The Research → Product Gap

Before
22 mon
After
9 mon
06121824
months
Fig., Research → Product latency · Google Brain, 2017–2021

There is a very specific failure mode I have watched, up close, for a decade: a research team ships a paper, a demo, and a blog post. Product looks at it, asks two or three sharp questions, and nothing happens for eighteen months. Sometimes the idea resurfaces at a competitor. Sometimes it just dies.

At Google Brain, my job, before I had the title for it, was to close that gap. We went from 22 months of average research-to-product integration to nine. Not because we got smarter. Because we stopped treating research and product as two different departments that occasionally sent each other emails.

The playbook is unglamorous. Twelve weeks, three phases, four artifacts.

Phase one: shared problem framing. Two weeks. You do not start with a model. You start with a product surface that is bleeding. You write, in one page, the customer pain in the language the customer uses. Research and product co-sign it. If you cannot co-sign, you do not have a project yet.

Phase two: the evaluation harness. Four weeks. Before anyone trains anything, you build the eval. Not the metric the paper optimises, the metric the product needs. If the research team pushes back on this, that is your signal. Real researchers love a hard eval; it is the bench-press of the field.
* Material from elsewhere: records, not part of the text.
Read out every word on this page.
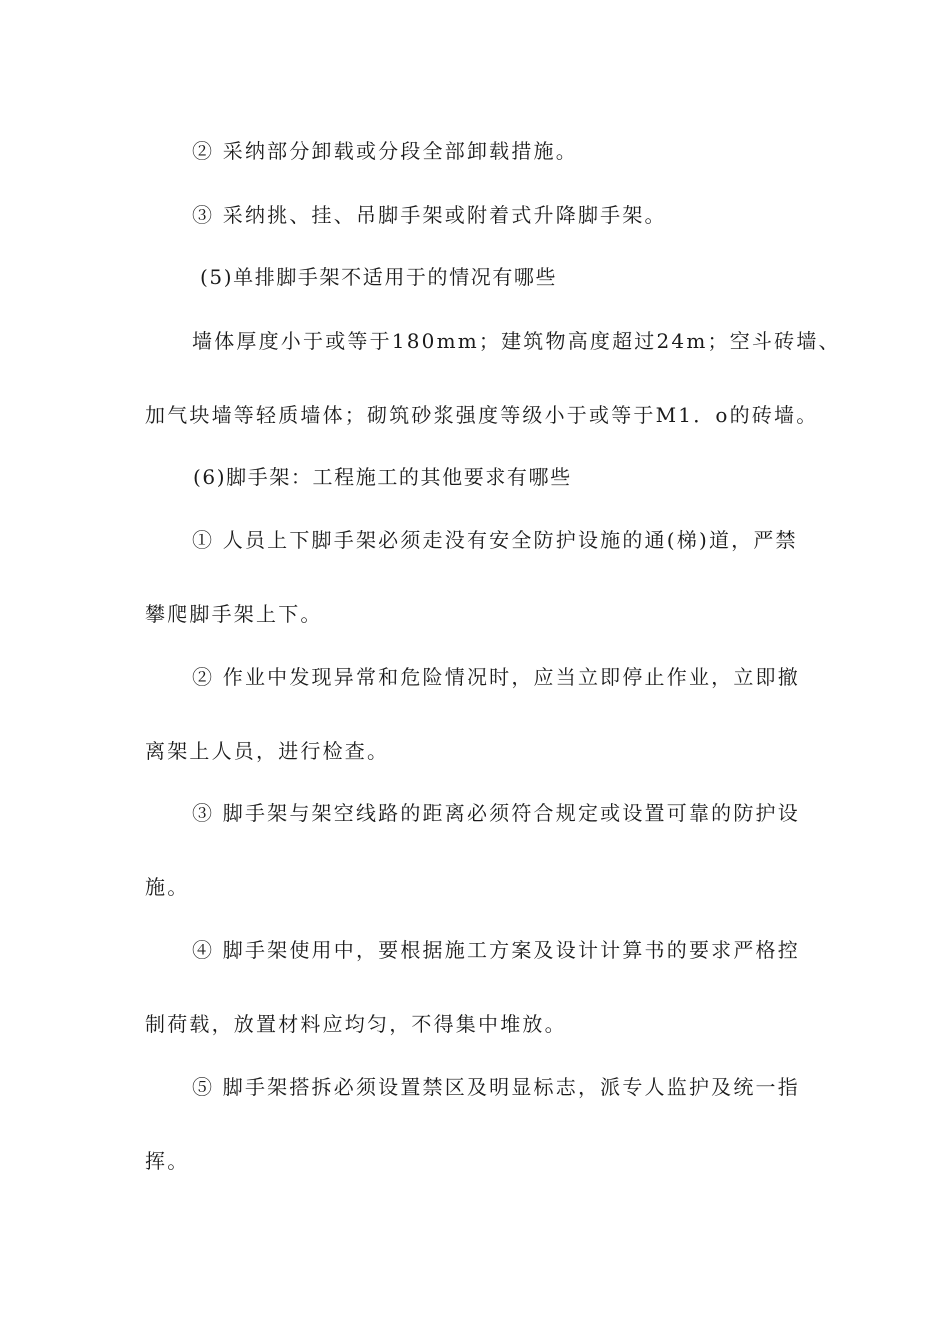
② 采纳部分卸载或分段全部卸载措施。
③ 采纳挑、挂、吊脚手架或附着式升降脚手架。
(5)单排脚手架不适用于的情况有哪些
墙体厚度小于或等于180mm；建筑物高度超过24m；空斗砖墙、
加气块墙等轻质墙体；砌筑砂浆强度等级小于或等于M1．o的砖墙。
(6)脚手架：工程施工的其他要求有哪些
① 人员上下脚手架必须走没有安全防护设施的通(梯)道，严禁
攀爬脚手架上下。
② 作业中发现异常和危险情况时，应当立即停止作业，立即撤
离架上人员，进行检查。
③ 脚手架与架空线路的距离必须符合规定或设置可靠的防护设
施。
④ 脚手架使用中，要根据施工方案及设计计算书的要求严格控
制荷载，放置材料应均匀，不得集中堆放。
⑤ 脚手架搭拆必须设置禁区及明显标志，派专人监护及统一指
挥。
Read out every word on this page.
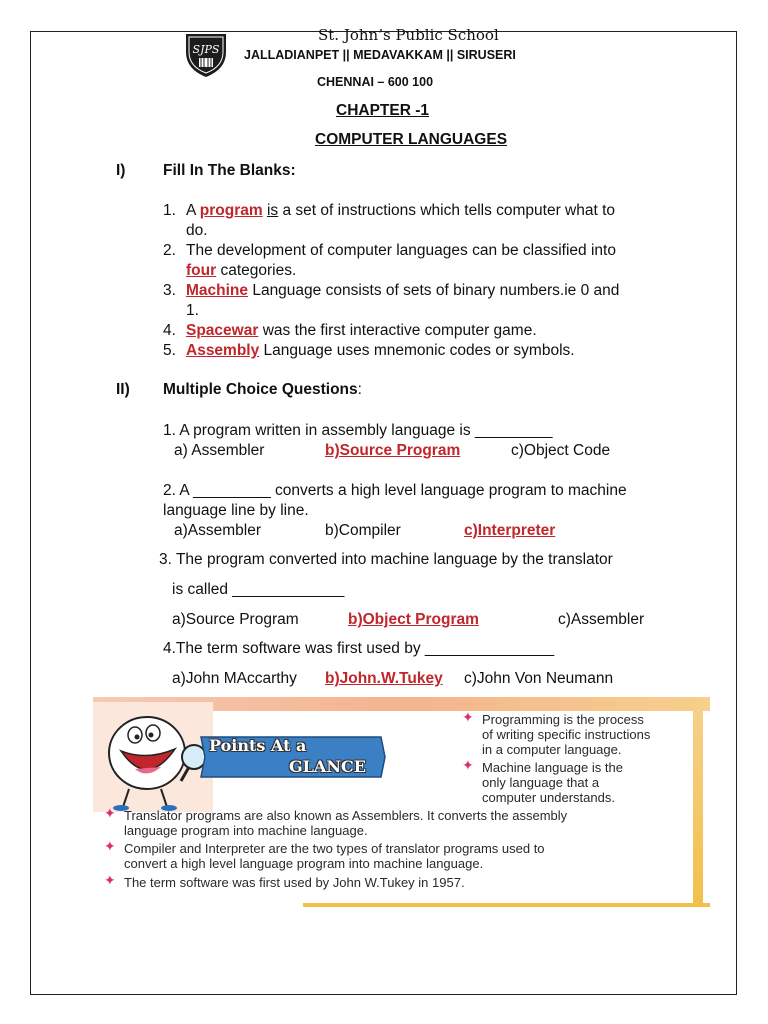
St. John’s Public School
SJPS JALLADIANPET || MEDAVAKKAM || SIRUSERI
CHENNAI – 600 100
CHAPTER -1
COMPUTER LANGUAGES
I) Fill In The Blanks:
1. A program is a set of instructions which tells computer what to
do.
2. The development of computer languages can be classified into
four categories.
3. Machine Language consists of sets of binary numbers.ie 0 and
1.
4. Spacewar was the first interactive computer game.
5. Assembly Language uses mnemonic codes or symbols.
II) Multiple Choice Questions:
1. A program written in assembly language is _________
a) Assembler	b)Source Program	c)Object Code
2. A _________ converts a high level language program to machine
language line by line.
a)Assembler	b)Compiler	c)Interpreter
3. The program converted into machine language by the translator
is called _____________
a)Source Program	b)Object Program	c)Assembler
4.The term software was first used by _______________
a)John MAccarthy b)John.W.Tukey c)John Von Neumann
Points At a
GLANCE
✦ Programming is the process
of writing specific instructions
in a computer language.
✦ Machine language is the
only language that a
computer understands.
✦ Translator programs are also known as Assemblers. It converts the assembly
language program into machine language.
✦ Compiler and Interpreter are the two types of translator programs used to
convert a high level language program into machine language.
✦ The term software was first used by John W.Tukey in 1957.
Phase three: the smallest shippable model. Six weeks. You do not ship the SOTA. You ship the worst model that would still make the product better. This is the single hardest cultural shift and the one that matters most. Research wants to lead with the best; product wants to ship anything; the smallest shippable model is the bridge.

Artifact one is the one-pager. Artifact two is the eval harness. Artifact three is a model card with latencies and cost. Artifact four is a shadow-mode deployment on real traffic, with a kill switch, before you tell anyone outside the room.

Do this four times and you have a team that ships research. Do it four times badly and you have a team that distrusts research. The gap between those two outcomes is almost entirely about whether the first person through the door believed in the eval.

If you are a CTO right now, the question is not whether to adopt AI. It is whether your organisation can survive its own research→product latency. If that number is more than a quarter, your AI strategy is a wish list.